Les grandes décisions du 9è Congrès panafricain de Lomé

Ouverts lundi dernier, les travaux du 9è Congrès panafricain de Lomé ont pris fin ce vendredi 12 décembre 2025 sur d’importantes décisions contenues dans une déclaration finale publiée à l’issue des échanges.

Les participants ont réaffirmé le panafricanisme comme le cadre stratégique de l’unité, de la concertation et de la lutte pour la souveraineté et l’émancipation des Africains, des personnes et communautés afrodescendantes à travers le monde.

Les peuples africains et afrodescendants, ainsi que leurs communautés et institutions représentatives ont été invités à construire une alliance panafricaine capable de défendre leurs intérêts collectifs, d’affirmer leur présence accrue et cohérente sur la scène internationale, et de promouvoir un multilatéralisme plus juste, inclusif et représentatif.

Les congressistes ont réaffirmé que la reconnaissance des crimes historiques (esclavage, traite transatlantique, déportation, colonisation, génocide, apartheid et pillages systématiques) constitue un fondement incontournable de la justice réparatrice.

Ils ont estimé que la décolonisation de l’esprit constitue une condition essentielle de la renaissance africaine, en appelant à une éducation critique, endogène et ancrée dans les savoirs, langues, philosophies et patrimoines africains.

Par ailleurs, il est confié à la République togolaise, en sa qualité de pays hôte et co-organisateur du Congrès, la mission de coordonner, en collaboration avec la Commission de l’Union africaine, les États africains et les nations abritant les communautés d’ascendance africaine ainsi qu’avec les institutions représentatives de la diaspora, le suivi de la mise en œuvre des engagements et des décisions du 9e Congrès panafricain.

Il a été également décision de la mise en place d’un Comité chargé du suivi de la mise en œuvre des recommandations et décisions du 9ᵉ Congrès panafricain.

Le 9e Congrès panafricain a apporté son soutien à l’initiative de l’institutionnalisation d’une Journée panafricaine en mémoire des déportés et des victimes de l’esclavage et de la colonisation.

Il a invité des États africains, l’Union africaine, la CARICOM et ses États membres, la Communauté des États latino-américains et des Caraïbes (CELAC) ainsi que tous autres forums et plateformes d’engagement avec la diaspora africaine sur les différents continent, à entreprendre des consultations dans les meilleurs délais afin de définir la date annuelle exacte de la commémoration de la Journée. 

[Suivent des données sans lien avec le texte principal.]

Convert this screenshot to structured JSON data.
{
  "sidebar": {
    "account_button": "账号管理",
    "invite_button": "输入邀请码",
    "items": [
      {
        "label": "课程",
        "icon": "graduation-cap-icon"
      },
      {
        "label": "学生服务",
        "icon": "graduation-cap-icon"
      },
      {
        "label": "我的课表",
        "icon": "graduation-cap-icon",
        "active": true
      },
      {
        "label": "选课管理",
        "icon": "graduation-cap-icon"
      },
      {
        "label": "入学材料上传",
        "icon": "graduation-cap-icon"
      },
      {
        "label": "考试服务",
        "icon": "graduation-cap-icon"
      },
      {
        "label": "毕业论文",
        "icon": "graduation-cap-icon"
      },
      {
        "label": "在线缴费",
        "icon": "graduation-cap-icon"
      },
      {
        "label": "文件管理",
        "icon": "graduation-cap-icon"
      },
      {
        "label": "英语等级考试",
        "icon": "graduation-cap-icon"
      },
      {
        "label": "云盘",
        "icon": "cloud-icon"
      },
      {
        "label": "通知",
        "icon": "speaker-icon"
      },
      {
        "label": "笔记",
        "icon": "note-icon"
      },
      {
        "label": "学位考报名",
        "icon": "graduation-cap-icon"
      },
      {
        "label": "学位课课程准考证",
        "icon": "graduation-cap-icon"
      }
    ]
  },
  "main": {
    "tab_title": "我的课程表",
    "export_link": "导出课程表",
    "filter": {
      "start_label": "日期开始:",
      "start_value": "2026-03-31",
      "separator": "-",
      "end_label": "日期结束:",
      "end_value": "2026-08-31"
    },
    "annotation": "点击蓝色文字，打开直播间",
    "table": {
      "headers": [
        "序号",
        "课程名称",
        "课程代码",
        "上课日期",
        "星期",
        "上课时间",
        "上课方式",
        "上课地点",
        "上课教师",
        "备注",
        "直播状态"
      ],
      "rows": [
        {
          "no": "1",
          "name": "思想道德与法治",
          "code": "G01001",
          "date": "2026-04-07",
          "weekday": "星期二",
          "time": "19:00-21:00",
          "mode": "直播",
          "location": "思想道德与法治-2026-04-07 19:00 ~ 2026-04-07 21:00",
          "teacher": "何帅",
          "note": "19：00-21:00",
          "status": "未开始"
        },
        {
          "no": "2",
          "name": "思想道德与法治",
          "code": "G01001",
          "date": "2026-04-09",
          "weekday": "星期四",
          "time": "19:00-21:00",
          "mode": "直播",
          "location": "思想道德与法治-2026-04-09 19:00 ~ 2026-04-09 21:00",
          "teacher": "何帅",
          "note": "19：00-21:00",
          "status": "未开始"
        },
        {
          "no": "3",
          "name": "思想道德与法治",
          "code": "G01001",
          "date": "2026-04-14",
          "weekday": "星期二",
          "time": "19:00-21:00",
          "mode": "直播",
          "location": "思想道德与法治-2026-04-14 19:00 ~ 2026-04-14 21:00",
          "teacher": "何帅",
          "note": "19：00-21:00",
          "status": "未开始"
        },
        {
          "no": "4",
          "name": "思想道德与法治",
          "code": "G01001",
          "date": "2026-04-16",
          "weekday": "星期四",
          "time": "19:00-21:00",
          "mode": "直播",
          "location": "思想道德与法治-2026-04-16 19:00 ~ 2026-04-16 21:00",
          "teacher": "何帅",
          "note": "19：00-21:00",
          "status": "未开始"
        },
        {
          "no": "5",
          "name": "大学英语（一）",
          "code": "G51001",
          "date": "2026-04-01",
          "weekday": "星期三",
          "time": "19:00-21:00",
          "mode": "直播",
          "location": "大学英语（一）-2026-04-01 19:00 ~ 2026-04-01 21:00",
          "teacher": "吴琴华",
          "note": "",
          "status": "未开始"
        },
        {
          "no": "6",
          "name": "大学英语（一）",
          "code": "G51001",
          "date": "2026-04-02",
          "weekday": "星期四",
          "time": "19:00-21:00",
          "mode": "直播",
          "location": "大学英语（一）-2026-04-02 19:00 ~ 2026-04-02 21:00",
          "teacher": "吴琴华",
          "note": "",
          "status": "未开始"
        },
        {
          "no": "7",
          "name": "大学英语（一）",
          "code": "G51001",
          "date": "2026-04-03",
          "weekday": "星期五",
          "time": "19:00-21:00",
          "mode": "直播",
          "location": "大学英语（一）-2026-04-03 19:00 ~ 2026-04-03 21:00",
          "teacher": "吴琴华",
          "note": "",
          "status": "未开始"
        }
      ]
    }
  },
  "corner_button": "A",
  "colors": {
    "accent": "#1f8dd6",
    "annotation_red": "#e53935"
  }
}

Il a été demandé au Togo de saisir l’Assemblée générale des Nations Unies en vue de l’adoption d’une Résolution sur l’institutionnalisation d’une Journée internationale sur les réparations et les restitutions.

Il faut également souligner la décision sur l’organisation tous les cinq (05) ans d’une édition du Congrès panafricain et de la création d’un bureau permanent du Congrès panafricain dont le pays et/ou l’institution d’accueil sera déterminée après consultations entre les États et avec les différentes parties prenantes.  

La Déclaration du 9e Congrès panafricain sera formellement transmise à la Conférence des Chefs d’État et de Gouvernement de l’Union africaine, pour examen et prise en compte dans les organes, mécanismes et processus pertinents de l’Union, ainsi qu’aux organisations partenaires régionales et internationales engagées dans la promotion des objectifs panafricains.

Les États africains et les nations abritant des communautés et personnes d’ascendance africaine ont été invités à intégrer les recommandations du 9e Congrès panafricain dans leurs politiques nationales, régionales et diplomatiques.

Précisons que la cérémonie de clôture a été présidée par le président de l’Assemblée nationale, Prof Selom Komi Klassou, représentant le Président du Conseil Faure Gnassingbé.

Il a salué la qualité et la pertinence des échanges, la participation active des délégations et la diversité des contributions, avant de souligner la nécessité pour les États africains de renforcer leurs mécanismes de concertation.

« Nous sommes tous appelés à promouvoir l’identité africaine et à créer des ponts d’inclusion et de solidarité entre l’Afrique et sa diaspora, y compris les Afrodescendants », a-t-il déclaré.